Question

If a bar magnet has its coercivity of $4000\,A{m^{ - 1}}$. It is desired to demagnetize by inserting it inside a solenoid $10\,cm$ long and having $500$ turns. The current which should be carried by solenoid is (consider an ideal solenoid).
A. $0.8{\mu _ \circ }A$
B. $0.4{\mu _ \circ }A$
C. $0.8A$
D. $\dfrac{{0.8}}{\mu }A$

Answer 1

Hint: The coercivity of a bar magnet is the magnetic field that will be required. The coercivity of a bar magnet is its resistance to becoming demagnetized. For this calculation we are using the coercivity formula, and we are converting given data into meters.

Complete step by step answer:
Given that, the coercivity of a bar magnet is $4000A{m^{ - 1}}$, $4 \times {10^3}$
Length of the solenoid is 10cm, $ = 10 \times {10^{ - 2}}$
From coercivity formula we have,
${H_c} = 4 \times {10^3} \times 10 \times {10^{ - 2}} \\
\Rightarrow {H_c} = 400A{m^{ - 1}} \\ $
Required current through solenoid is,
$i = \dfrac{{{H_c}}}{n}$
Already we have calculated the ${H_c}$ value,
Given number of turns is, $n=500$
By substituting the values in current i, then we get,
$i = \dfrac{{400}}{{500}} \\
\therefore i = 0.8A \\ $
Hence, the correct option is C.

Additional information:
$H$ field is required to reduce the magnetic flux ($B$) (B inside the material is zero) to zero is called normal coercivity. Whereas, $H$ field is required to reduce the magnetization is called intrinsic coercivity. In ferromagnetic material the intensity of applied magnetic field, which is required to demagnetize the material is called coercivity. Demagnetizing field is applied to the opposite of the original saturating field.

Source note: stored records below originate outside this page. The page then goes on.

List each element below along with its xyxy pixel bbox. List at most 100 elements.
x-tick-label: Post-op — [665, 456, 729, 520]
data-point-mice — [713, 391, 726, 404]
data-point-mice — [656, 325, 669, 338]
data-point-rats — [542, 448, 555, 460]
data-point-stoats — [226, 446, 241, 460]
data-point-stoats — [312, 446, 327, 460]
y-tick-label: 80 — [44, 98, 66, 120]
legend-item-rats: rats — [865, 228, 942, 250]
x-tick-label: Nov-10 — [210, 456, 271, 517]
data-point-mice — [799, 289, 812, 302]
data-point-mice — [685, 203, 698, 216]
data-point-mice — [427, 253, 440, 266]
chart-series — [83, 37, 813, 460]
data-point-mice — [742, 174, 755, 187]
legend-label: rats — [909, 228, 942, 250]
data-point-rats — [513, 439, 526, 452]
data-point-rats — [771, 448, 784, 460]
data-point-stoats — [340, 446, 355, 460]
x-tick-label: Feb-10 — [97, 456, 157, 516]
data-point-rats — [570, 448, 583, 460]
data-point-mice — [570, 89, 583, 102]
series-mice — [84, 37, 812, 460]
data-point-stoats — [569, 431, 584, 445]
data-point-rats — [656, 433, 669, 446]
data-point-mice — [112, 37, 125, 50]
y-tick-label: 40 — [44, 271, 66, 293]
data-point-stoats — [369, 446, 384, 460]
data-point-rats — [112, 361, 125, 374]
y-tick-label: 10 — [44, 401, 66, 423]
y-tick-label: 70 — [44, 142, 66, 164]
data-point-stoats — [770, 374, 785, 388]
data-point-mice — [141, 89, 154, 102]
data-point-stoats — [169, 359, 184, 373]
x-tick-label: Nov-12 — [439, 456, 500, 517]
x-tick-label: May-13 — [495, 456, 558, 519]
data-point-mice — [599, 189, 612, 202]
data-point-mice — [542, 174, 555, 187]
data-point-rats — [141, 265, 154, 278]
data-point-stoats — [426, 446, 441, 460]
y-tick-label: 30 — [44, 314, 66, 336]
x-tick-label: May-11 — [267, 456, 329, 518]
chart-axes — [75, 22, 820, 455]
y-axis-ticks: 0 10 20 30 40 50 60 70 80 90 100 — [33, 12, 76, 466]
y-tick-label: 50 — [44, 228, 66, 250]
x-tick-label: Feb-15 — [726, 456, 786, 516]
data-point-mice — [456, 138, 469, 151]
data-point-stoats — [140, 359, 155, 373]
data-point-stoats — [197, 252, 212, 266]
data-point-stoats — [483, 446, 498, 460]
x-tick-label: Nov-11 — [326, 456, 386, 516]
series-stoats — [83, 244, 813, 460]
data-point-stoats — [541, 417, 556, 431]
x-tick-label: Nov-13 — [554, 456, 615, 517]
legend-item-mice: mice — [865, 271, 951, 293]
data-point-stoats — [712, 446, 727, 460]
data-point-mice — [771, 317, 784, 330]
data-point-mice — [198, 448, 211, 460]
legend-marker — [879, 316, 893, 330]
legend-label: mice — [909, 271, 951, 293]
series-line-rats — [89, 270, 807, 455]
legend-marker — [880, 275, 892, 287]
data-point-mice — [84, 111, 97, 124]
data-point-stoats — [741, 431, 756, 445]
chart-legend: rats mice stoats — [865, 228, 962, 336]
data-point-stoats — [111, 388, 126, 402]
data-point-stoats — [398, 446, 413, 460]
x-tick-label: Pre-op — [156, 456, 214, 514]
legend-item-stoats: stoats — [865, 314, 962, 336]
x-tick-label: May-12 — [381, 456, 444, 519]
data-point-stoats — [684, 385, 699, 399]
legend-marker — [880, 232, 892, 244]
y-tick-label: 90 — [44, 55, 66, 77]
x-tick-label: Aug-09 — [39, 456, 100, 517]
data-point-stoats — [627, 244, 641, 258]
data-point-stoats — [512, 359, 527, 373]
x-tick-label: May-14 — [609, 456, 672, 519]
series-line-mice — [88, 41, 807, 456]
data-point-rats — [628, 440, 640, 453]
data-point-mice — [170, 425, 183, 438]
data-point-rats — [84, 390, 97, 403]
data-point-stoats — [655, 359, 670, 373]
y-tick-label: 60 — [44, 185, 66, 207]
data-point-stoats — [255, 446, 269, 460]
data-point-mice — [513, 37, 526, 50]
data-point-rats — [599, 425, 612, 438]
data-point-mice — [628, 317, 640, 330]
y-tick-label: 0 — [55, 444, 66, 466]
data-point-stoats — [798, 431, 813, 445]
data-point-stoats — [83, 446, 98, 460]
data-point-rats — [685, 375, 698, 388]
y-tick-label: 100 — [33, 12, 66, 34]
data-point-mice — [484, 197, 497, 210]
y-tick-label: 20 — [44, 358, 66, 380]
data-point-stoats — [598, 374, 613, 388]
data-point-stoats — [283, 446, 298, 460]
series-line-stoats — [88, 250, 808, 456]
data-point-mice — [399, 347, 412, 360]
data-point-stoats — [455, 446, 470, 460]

Note: From the given data we have calculated the coercivity of solenoid from using the formula of coercivity. The distance between intrinsic and normal coercivity is negotiable.In Normal coercivity, $H$ field is required to reduce the magnetic flux to zero. In Intrinsic coercivity, $H$ field is required to reduce the magnetization to zero. In Remanence coercivity, $H$ field is required to reduce the remanence to zero, and that $H$ is finally returned to the zero.